Histology, immunofluorescence and image analysis

Mice were sacrificed at 7, 14 or 21 days according to the experimental target. Skin samples were quickly dissected and fixed in 4% (v/v) paraformaldehyde solution and picric acid–saturated aqueous solution in 0.1 M Sörensen’s phosphate buffer (pH 7.4). Right wounds were embedded in paraffin, sectioned at 4 μm, and stained with hematoxylin and eosin (H&E). For immunofluorescence, left wounds were fixed as above for 24 h, washed for 48 h in 0.1 M phosphate buffer 5.0% sucrose and quickly frozen. Cryostat Sect. (14 μm thick, HM550 Microm, Bio-Optica) were incubated overnight with primary antibody anti-laminin (rabbit, 1:200 dilution; SIGMA Aldrich) and anti PGP-9.5 (rabbit, 1:350 dilution; Proteintech) at 4 °C in a humid chamber.

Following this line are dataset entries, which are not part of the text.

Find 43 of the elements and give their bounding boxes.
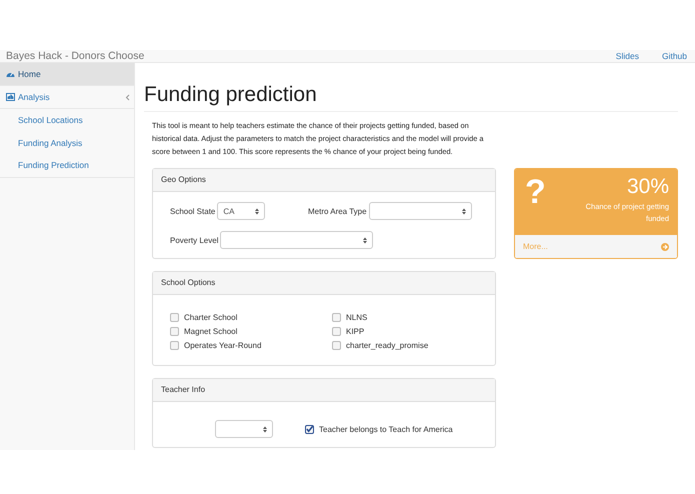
- panel-title: School Options: [153, 272, 495, 295]
- panel-title: Geo Options: [153, 169, 495, 192]
- checkbox[interactable]: [170, 312, 179, 322]
- checkbox-label: charter_ready_promise: [346, 340, 428, 350]
- checkbox-label: Charter School: [184, 312, 238, 322]
- checkbox-label: Teacher belongs to Teach for America: [319, 424, 453, 434]
- nav-link[interactable]: Slides: [616, 51, 639, 61]
- select-field[interactable]: CA: [217, 202, 266, 220]
- percentage-value: 30%: [626, 175, 669, 199]
- field-label: Metro Area Type: [308, 206, 367, 216]
- select-field[interactable]: [220, 231, 374, 249]
- brand-title[interactable]: Bayes Hack - Donors Choose: [6, 50, 593, 62]
- sidebar-subitem[interactable]: School Locations: [0, 109, 134, 132]
- checkbox-label: Operates Year-Round: [184, 340, 262, 350]
- checkbox[interactable]: [332, 312, 341, 322]
- checkbox[interactable]: [170, 340, 179, 350]
- chart-icon: [6, 93, 15, 101]
- sidebar-item[interactable]: Analysis: [0, 86, 134, 109]
- checkbox[interactable]: [305, 424, 314, 434]
- checkbox-label: NLNS: [346, 312, 368, 322]
- sidebar-item[interactable]: Home: [0, 63, 134, 86]
- checkbox-label: Magnet School: [184, 326, 238, 336]
- dashboard-icon: [6, 70, 15, 78]
- checkbox[interactable]: [170, 326, 179, 336]
- field-label: School State: [170, 206, 216, 216]
- select-field[interactable]: [215, 420, 273, 438]
- sidebar-subitem[interactable]: Funding Analysis: [0, 132, 134, 154]
- sort-arrows-icon: [263, 426, 267, 432]
- sort-arrows-icon: [462, 208, 466, 214]
- arrow-circle-icon: [661, 242, 669, 250]
- field-label: Poverty Level: [170, 236, 218, 244]
- nav-link[interactable]: Github: [662, 51, 687, 61]
- caret-icon: [125, 94, 131, 100]
- sort-arrows-icon: [363, 236, 368, 244]
- checkbox[interactable]: [332, 326, 341, 336]
- checkbox[interactable]: [332, 340, 341, 350]
- page-title: Funding prediction: [144, 83, 678, 112]
- sort-arrows-icon: [255, 208, 260, 214]
- sidebar-subitem[interactable]: Funding Prediction: [0, 154, 134, 176]
- select-field[interactable]: [368, 202, 472, 220]
- checkbox-label: KIPP: [346, 326, 364, 336]
- question-mark-icon: ?: [525, 175, 546, 234]
- panel-title: Teacher Info: [153, 379, 495, 402]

After rinsing, sections were incubated with secondary antiserum Cy2 Donkey anti-Rabbit IgG (Jackson Immunoresearch), rinsed and mounted in glycerol containing 1,4-phenylendiamine (0.1 g/L). Immunofluorescence images were taken by a Nikon Eclipse E600 microscope equipped with the Q Imaging Retiga-2000RV digital CCD camera (Q Imaging, Surrey, BC, Canada) and a motorized z-axis stage. Analysis was performed using the Nis-Elements AR 3.2 software, by applying the same procedure to all images under comparison. The immunoreactive area was calculated as area/fraction (percentage of immunoreactivity over 400 × 300 μm area). For morphological analysis, five images and two levels/animal were sampled at the center of the repaired ulcer. All analyses were performed blindly. Epidermal thickness was determined at the equator of the lesioned area by H&E staining on histologic sections in the same area. The mean value of five measurements/section and three sections per animal was used for the statistical analysis.

Statistical analysis

The results were expressed as mean ± SD and analyzed by GraphPad Prism software. One-way analysis of variance (ANOVA) and Student’s t-test were used to evaluate the statistical significance (p < 0.05).